Não é de conhecimento público se o primeiro jogo foi um sucesso em vendas ou não, mas tudo indica que pelo menos o segundo não tenha sido. Desde então, Lexis Numérique dedicou-se a fazer “licensed games” e outros produtos de pouco risco, que pagam a renda.

Ambos os títulos se encontravam à venda em formato físico, e ambos pedem, ao iniciar-se o jogo propriamente dito, após a instalação, um endereço de email (o segundo pede também um número de telefone). Tive contacto com a série quase uma década após o lançamento do primeiro título, e lembro-me de na altura achar o pedido estranho. Sabia que o jogo “era estranho”, e que era um jogo de puzzles, ou assim me contaram. Não me contaram muito mais. Escrevi o meu contacto de email, e carreguei em enviar. Receei que o jogo se tivesse tornado injogável (por exemplo, os servidores estivessem em baixo), mas pouco depois, recebi um email.
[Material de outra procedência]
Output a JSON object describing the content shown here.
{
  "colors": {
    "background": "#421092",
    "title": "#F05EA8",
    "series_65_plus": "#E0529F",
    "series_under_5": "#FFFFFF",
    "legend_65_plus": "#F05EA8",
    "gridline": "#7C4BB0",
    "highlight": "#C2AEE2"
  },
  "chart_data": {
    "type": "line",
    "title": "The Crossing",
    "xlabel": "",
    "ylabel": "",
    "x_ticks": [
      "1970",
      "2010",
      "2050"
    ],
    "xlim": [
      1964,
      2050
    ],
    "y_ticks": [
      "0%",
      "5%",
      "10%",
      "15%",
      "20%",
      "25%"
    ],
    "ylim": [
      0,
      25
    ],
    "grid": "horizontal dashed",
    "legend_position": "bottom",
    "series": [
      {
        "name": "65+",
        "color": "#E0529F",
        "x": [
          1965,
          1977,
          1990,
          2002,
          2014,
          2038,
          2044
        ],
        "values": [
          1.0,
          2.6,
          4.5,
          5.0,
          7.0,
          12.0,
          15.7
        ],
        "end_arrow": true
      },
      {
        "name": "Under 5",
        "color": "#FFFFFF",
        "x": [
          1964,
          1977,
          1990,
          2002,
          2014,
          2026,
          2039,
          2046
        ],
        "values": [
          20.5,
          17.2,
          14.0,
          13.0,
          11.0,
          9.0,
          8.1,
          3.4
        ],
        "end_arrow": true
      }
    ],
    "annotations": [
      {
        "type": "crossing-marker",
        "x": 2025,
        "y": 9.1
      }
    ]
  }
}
O email que recebi dirigia-se a mim, enquanto personagem de jogo e não enquanto jogador, explicava-me o que eu estava a ver no jogo propriamente dito.

Um serial killer raptou alguém e enviou um CD (o CD de jogo) às autoridades, que fizeram cópias e o distribuíram por vários indivíduos (entre eles a minha personagem) para decifrar o conteúdo do mesmo. O CD tinha filmagens da vítima, que se encontravam guardados através de interfaces macabras, peças de arte interativas, que no fundo eram puzzles do serial killer. Para encontrar a pessoa raptada, tínhamos que resolver os enigmas, e ver os vídeos.

O primeiro puzzle com que me deparei pareceu-me obtuso.

No entanto, não me apercebi de nenhuma solução evidente porque não era suposto; o puzzle por si só não se podia resolver. Já não me lembro se o email tinha um link, ou se me sugeria para pesquisar uma palavra que estava no puzzle, mas fui parar à internet. A um site real. No site encontrava-se a pista.

Resolvi o puzzle. Vi um fragmento de vídeo. O serial killer apresentou-me outro puzzle. Procurei novamente na internet. Fui parar a um blog. Encontrei a solução no blog. Resolvi o puzzle, e o ciclo continuou, fui recebendo mais emails do jogo, e foi-se tudo tornando cada vez mais difícil.

No entanto quero sublinhar que o blog não era, na verdade, um blog. Parecia um blog, tinha vários meses de posts, mas não era. Era uma fabricação de Lexis Numérique.

Tanto o blog como a maioria dos sites que o Google me ia sugerindo.

O estúdio criou uma rede de sites falsos (que um não-jogador não suspeitaria de serem falsos) e espalhou-os pela internet.

O jogo é fascinante e perturbador, não só pela imagética e audio macabros, mas pela sua própria estrutura. É fácil atingir-se um ponto em que a realidade e a ficção se tornam quase indistinguíveis, e em que é preciso fazer um esforço para nos lembrarmos que (talvez) nada daquilo é real.

Fez-me sentir vulnerável de uma forma que nunca tinha sentido antes.

Tanto no primeiro jogo (que recomendo) como no segundo (que não desrecomendo) não são os jogadores que entram no mundo do jogo, é o jogo que entra no mundo dos jogadores.